One of the greatest challenges in cancer medicine is understanding and predicting the trajectory of individual cancers. This leads to both over and under-treatment of cancer. We apply evolutionary principles to this question by studying the forces that shape cancer evolution and use this knowledge to improve patient outcomes.

As a multi-disciplinary group of cancer geneticists, computational biologists and clinician scientists we are using methods from evolutionary biology to understand the variable natural history of individual cancers, and most critically the emergence of metastases and drug resistance.

We evaluate and model the main forces that shape cancer evolution: mutations, natural selection and therapy. Mutations are genetic changes in the cancer which fuel evolution. Selection is a process by which some mutations will be favoured because they improve the survival of the cancer population they occur in, so they are perpetuated. Mutations that are detrimental are selected against. Selection is determined not just by the nature of the mutation but also by the cells directly surrounding tumours, called the tumour microenvironment (TME).

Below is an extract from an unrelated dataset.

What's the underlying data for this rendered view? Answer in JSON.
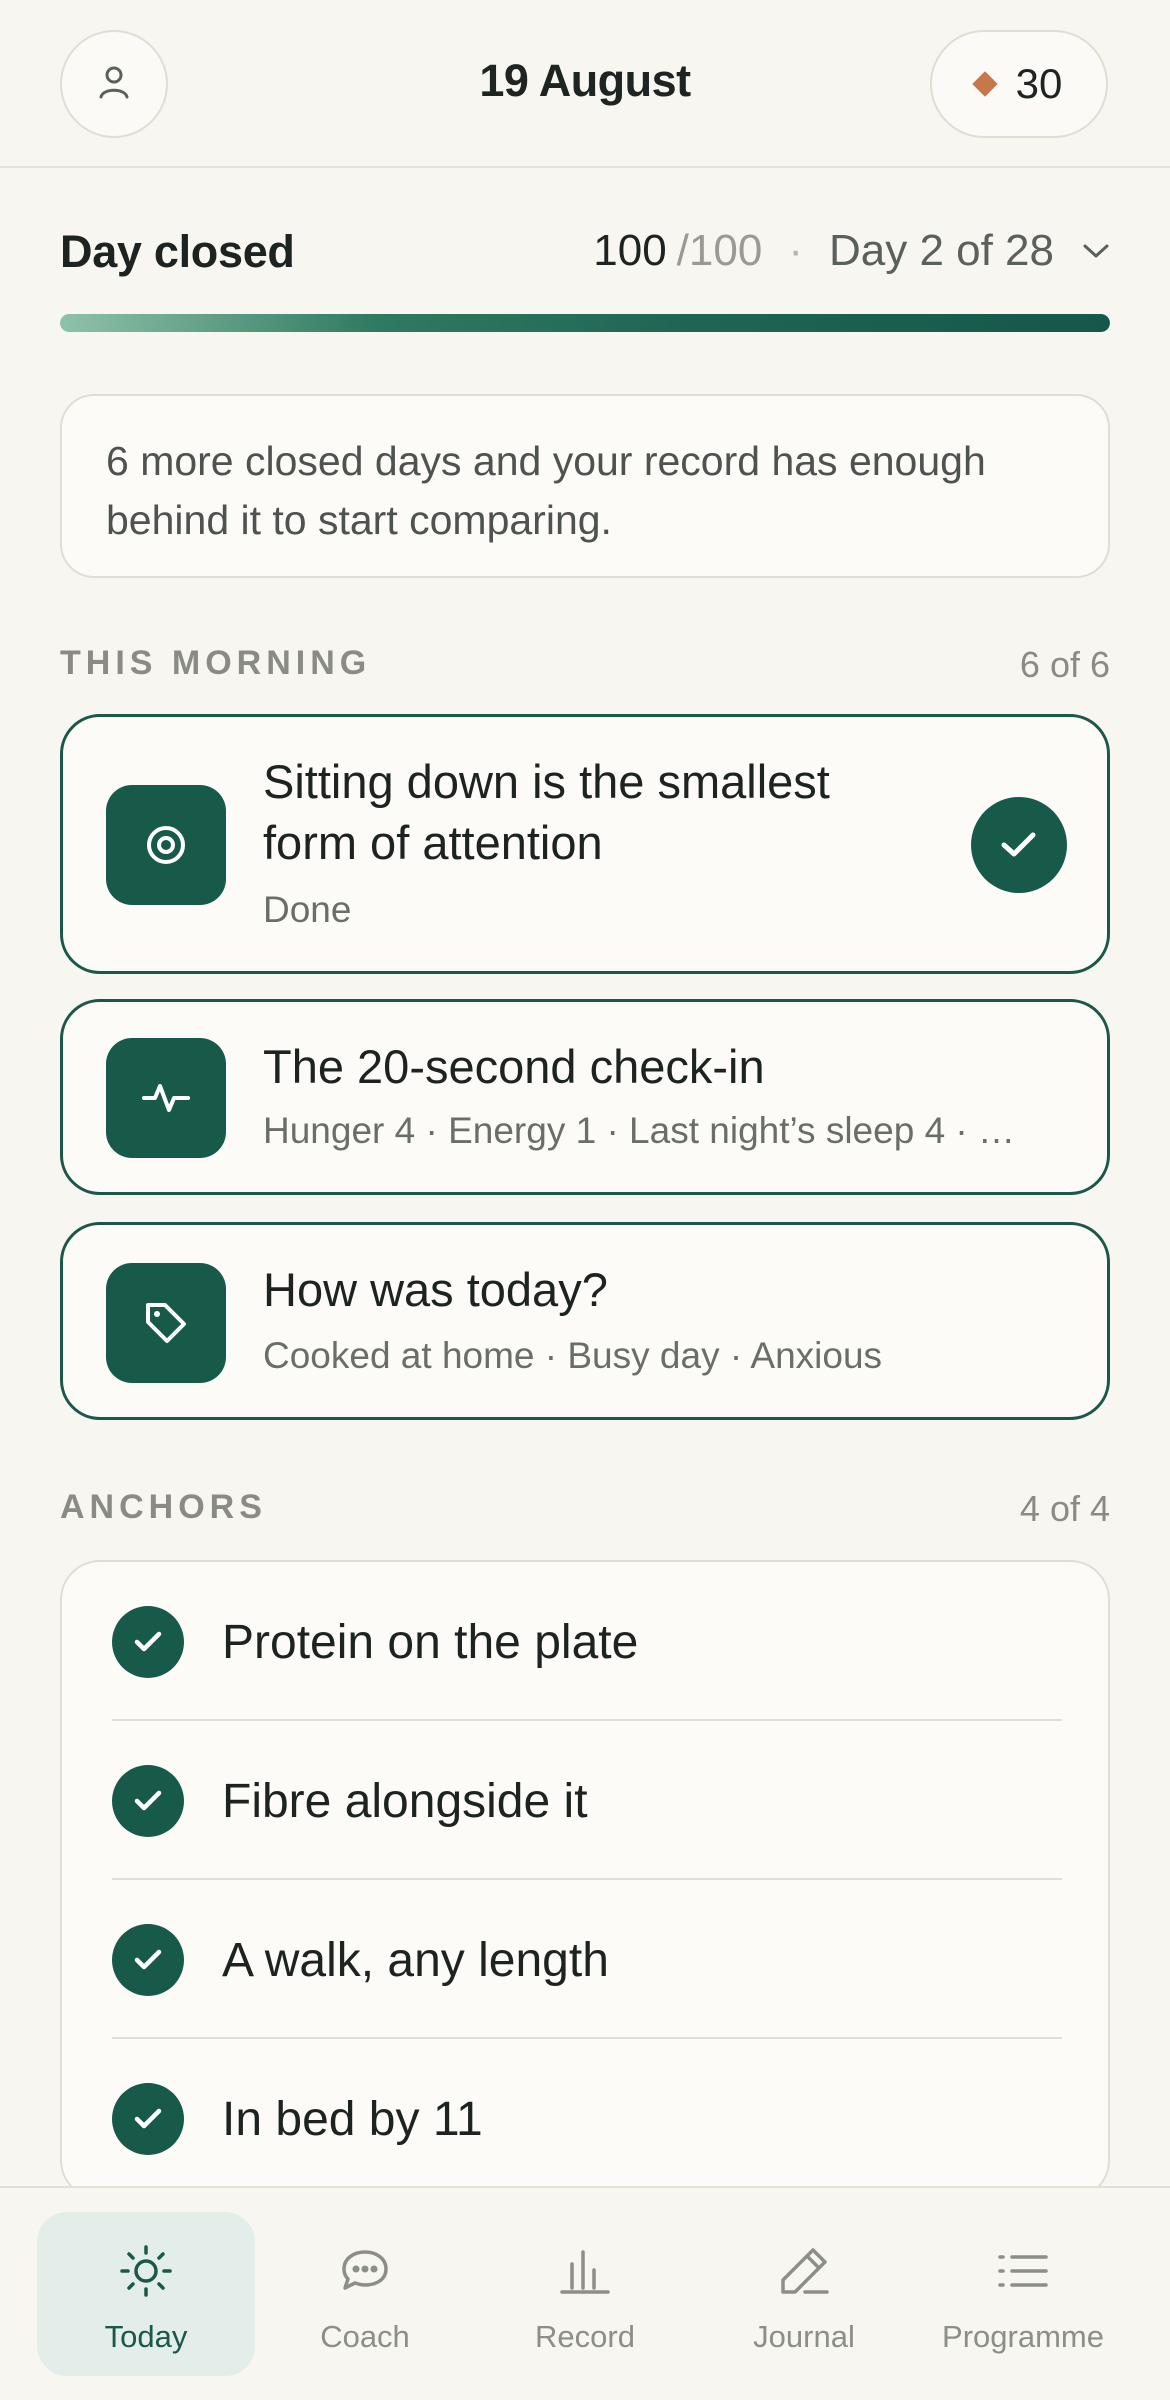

We are focusing on two cancers: renal cell carcinoma (RCC), which is the most common type of kidney tumour, and melanoma, the most aggressive type of skin cancer. RCC and melanoma exhibit a wide spectrum of clinical behaviour, some are indolent, others extremely aggressive and we want to know how this relates to their evolutionary trajectory. Ultimately, by understanding the forces that drive tumours down more aggressive paths, we can 're-route' them towards a better outcome. 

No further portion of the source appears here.